= FORAS (football supporters' trust) =

FORAS is an Irish industrial and provident society established in 2007 to act as a Cork City Football Club supporters' trust. FORAS now operate Cork City, Cork's League of Ireland side. The name is both the Irish language word for foundation and an acronym of Friends Of (the) Rebel Army Society.

==Formation==
A recruitment drive was launched in September 2008, in the wake of revelations that the club was to enter the examinership process through the Irish courts. Members of the trust include former Lord Mayor of Cork, councillor Brian Bermingham, former Sinn Féin TD Jonathan O'Brien and several other local politicians. Following its establishment, funds were raised via membership fees and donations.
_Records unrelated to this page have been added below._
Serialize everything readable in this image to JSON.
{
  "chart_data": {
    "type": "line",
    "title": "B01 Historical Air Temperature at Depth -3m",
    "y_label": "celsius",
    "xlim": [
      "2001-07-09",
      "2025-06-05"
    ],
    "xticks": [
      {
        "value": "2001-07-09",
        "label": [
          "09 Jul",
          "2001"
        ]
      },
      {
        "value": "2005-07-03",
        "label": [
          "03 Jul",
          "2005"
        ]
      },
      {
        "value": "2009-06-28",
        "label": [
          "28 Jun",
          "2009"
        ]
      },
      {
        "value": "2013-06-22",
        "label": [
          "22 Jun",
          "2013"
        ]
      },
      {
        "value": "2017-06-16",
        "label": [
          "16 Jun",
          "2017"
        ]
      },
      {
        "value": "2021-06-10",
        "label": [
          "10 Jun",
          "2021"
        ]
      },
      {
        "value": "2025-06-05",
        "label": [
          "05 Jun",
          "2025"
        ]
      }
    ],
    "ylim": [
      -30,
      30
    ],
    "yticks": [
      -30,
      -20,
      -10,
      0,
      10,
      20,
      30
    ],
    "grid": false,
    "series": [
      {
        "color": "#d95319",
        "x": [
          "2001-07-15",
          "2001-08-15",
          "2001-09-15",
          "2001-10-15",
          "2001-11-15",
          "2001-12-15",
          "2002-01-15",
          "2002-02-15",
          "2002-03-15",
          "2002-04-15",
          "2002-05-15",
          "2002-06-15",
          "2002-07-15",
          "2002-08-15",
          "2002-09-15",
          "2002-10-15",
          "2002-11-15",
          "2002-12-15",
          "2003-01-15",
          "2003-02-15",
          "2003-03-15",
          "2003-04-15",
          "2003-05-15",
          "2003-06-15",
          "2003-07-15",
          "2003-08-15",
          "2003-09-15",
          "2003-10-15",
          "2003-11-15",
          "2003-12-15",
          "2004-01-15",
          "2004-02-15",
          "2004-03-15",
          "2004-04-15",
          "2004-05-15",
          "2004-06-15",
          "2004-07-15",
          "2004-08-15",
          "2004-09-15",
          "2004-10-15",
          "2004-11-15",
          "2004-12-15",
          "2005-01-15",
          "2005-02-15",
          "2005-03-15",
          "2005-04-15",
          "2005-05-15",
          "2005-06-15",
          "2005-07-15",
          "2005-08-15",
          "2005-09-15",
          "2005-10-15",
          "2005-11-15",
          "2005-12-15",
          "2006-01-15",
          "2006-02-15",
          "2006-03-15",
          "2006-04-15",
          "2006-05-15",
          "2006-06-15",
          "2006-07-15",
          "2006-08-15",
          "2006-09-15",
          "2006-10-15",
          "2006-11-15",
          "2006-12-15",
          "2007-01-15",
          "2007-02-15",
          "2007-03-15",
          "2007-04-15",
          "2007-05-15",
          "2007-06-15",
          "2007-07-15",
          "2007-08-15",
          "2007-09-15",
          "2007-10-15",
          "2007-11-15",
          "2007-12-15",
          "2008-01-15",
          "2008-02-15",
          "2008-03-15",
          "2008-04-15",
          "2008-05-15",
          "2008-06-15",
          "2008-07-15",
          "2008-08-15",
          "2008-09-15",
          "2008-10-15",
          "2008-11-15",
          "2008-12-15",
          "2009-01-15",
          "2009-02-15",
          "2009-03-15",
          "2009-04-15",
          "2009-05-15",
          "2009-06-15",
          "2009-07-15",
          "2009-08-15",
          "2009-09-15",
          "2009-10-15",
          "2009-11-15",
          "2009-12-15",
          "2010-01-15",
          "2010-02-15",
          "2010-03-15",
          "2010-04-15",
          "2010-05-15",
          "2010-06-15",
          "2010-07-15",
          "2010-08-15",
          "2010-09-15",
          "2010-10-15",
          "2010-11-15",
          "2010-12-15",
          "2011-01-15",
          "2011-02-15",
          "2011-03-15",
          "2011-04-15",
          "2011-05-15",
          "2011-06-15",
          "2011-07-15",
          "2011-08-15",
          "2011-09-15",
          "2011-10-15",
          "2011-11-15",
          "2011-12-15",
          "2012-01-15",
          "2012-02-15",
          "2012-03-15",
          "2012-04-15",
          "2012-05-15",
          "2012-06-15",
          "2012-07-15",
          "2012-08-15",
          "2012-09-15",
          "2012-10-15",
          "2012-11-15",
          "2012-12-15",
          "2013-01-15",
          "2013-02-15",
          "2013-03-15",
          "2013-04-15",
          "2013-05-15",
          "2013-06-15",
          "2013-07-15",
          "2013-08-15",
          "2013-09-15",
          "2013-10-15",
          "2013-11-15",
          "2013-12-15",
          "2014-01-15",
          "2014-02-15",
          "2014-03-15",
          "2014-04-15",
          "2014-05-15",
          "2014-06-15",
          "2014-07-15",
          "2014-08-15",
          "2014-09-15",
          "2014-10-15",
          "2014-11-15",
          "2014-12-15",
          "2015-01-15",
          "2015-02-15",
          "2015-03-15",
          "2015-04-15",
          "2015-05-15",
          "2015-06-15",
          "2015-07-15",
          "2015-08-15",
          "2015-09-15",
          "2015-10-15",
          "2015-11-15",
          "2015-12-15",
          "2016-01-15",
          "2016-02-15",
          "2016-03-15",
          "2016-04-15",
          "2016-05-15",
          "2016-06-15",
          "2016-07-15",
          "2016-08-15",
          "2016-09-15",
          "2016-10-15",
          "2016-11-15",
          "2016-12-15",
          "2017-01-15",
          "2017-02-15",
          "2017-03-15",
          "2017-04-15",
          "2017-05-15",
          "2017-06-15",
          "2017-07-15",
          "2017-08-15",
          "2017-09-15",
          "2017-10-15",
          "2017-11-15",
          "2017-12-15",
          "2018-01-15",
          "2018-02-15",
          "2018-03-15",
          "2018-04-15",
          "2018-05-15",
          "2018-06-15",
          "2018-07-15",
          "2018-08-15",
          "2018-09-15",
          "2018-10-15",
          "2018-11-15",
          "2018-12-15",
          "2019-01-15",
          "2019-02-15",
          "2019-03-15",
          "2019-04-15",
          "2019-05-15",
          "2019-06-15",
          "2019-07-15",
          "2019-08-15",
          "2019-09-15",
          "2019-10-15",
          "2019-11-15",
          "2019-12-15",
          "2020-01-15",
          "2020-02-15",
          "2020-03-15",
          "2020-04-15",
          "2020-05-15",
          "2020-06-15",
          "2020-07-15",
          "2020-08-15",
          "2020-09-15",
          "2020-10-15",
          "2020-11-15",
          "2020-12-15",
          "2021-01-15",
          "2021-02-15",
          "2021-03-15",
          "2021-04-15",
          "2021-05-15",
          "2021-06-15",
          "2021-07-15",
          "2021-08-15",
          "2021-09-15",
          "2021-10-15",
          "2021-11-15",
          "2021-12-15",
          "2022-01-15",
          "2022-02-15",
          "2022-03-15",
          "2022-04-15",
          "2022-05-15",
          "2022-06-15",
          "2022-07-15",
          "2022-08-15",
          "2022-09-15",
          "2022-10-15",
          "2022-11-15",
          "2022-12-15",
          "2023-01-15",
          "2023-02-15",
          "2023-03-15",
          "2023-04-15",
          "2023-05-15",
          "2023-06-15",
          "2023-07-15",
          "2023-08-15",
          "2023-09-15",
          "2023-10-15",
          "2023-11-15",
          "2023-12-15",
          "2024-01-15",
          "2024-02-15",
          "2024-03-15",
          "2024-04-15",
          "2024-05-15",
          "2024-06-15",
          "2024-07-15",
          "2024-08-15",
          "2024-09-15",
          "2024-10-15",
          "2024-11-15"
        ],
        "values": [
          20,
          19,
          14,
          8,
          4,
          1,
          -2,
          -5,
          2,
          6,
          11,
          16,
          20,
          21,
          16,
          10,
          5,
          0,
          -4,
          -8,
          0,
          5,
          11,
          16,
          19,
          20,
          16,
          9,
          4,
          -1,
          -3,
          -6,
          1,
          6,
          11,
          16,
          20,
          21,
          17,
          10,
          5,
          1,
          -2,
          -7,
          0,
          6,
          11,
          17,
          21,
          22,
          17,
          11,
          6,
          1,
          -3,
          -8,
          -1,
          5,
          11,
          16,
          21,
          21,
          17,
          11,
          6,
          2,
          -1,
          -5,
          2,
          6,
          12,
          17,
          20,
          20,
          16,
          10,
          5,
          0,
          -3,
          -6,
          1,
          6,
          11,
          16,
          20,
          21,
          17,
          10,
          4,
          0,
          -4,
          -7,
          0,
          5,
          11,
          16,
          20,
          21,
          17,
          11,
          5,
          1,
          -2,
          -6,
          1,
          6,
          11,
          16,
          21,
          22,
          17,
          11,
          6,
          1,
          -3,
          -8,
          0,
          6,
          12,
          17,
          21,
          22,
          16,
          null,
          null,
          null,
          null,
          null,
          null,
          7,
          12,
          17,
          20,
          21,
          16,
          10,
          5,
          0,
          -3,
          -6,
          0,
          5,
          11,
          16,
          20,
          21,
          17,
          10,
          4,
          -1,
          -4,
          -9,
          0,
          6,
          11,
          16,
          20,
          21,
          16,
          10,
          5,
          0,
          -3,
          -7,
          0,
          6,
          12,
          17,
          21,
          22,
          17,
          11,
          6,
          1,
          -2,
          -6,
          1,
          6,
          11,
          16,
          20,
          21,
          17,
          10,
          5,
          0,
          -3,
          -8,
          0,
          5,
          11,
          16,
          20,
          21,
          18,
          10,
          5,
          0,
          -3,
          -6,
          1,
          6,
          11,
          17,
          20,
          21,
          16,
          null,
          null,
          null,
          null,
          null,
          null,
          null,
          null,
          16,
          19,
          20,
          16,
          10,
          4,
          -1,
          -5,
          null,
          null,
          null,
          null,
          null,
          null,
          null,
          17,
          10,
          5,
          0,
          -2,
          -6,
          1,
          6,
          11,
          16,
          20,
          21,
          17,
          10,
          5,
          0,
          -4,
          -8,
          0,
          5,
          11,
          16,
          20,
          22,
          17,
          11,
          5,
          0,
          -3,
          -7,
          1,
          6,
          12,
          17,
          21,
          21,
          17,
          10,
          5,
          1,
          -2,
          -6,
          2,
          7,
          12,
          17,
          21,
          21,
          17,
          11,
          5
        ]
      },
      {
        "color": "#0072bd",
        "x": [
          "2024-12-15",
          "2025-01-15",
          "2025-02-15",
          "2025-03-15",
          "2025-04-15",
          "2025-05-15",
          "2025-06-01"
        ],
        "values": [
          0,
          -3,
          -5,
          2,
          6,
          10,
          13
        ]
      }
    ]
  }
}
==Resurrection of the club==
On 23 February 2010, following the winding up and denial of a League of Ireland licence to Cork City Investments Fc Ltd (Cork City FC's holding company), FORAS were granted a First Division licence. They entered under the temporary name Cork City FORAS Co-Op. On 1 June 2010 the club completed the purchase and restoration of the Cork City FC name and history from Cork City Investments FC Ltd's liquidator. The team continued to compete in the League as Cork City FORAS Co-op but the supporters, the club and most Irish media returned to referring to the club as Cork City FC.